Announcement

**indepe** · 13 March 2017, 04:38 PM

Originally posted by efikkan View Post

Synchronization of threads is not the problem.

Not talking about synchronization here, but about the assignment of threads to physical and/or HT cores. (And the knowledge of L3 access by cores).

Originally posted by efikkan View Post

"Multithreading" has been supported by all APIs since the late 90s.

I think DX 11 was the first "DX" to support MT, what do you mean with "all" APIs, other than DX 11 and Vulkan?
(Of course newer versions of OpenGL don't support multithreading either.)

**NihilMomentum** · 13 March 2017, 05:14 PM

Originally posted by gurv View Post

There's something wrong with the Tomb Raider Benchmark.
No way the 1080 Ti is pushing 160fps in 4k Ultra.
And no way the fps stays exactly the same between 4k normal and 4k ultra.

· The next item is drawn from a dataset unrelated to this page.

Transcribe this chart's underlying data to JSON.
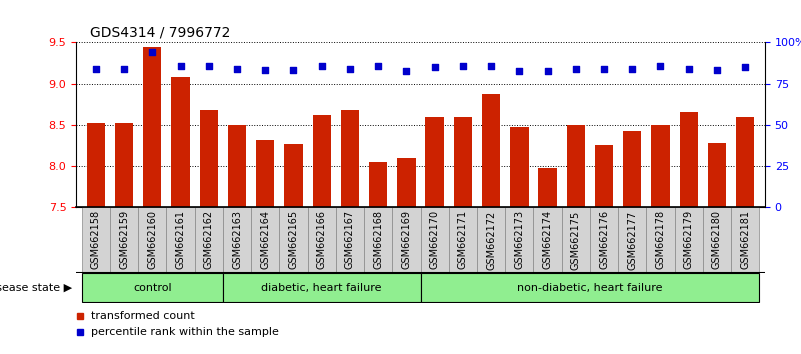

Other than that, performance difference between the 1800x and 7700k seems consistent with what I've seen elsewhere.
In gaming, Ryzen is hamstrung by its memory controller and has an IPC ~ 85% of Sandy Bridge which means ~ 70% of SkyLake/KabyLake
Given that the 7700k runs at 4.2Ghz (all core) vs 3.7 Ghz (all core) for the 1800x, that gives a theoretical advantage of ~ 65% to Skylake for gaming workload that don't benefit from more than 4 cores / 8 threads.
And that's pretty much what we see with Deus Ex MD (in 1080p), Dota 2, Civ 6 and Unigine Valley.
The gap is smaller with Unigine Heaven probably because it's taxing the GPU more.
It's also smaller for Metro Last Light because this game can benefit from more than 4 cores as show in a previous phoronix article.

Ryzen's IPC is Broadwell-E, which is only 5-6% lower than Skylake/Kabylake. Ryzen is only behind Intel in clockspeed ATM.

phoronix It's an interesting test to see how the R7 fares against the 6900k (or the comparable 5960k) in gaming on Linux, since they have equivalent IPC and close clockspeeds. This would help find out if there is some problem to be fixed with Ryzen right now (like on Windows).

**bakgwailo** · 13 March 2017, 05:37 PM

Originally posted by indepe View Post

A number of optimizations will come very easily, as shown by the fact that several games have a significant performance increase (for example more than 10% for Deus Ex in the test I referenced above) just by disabling SMT. Games should be able to easily gain further by using finer-grained thread control.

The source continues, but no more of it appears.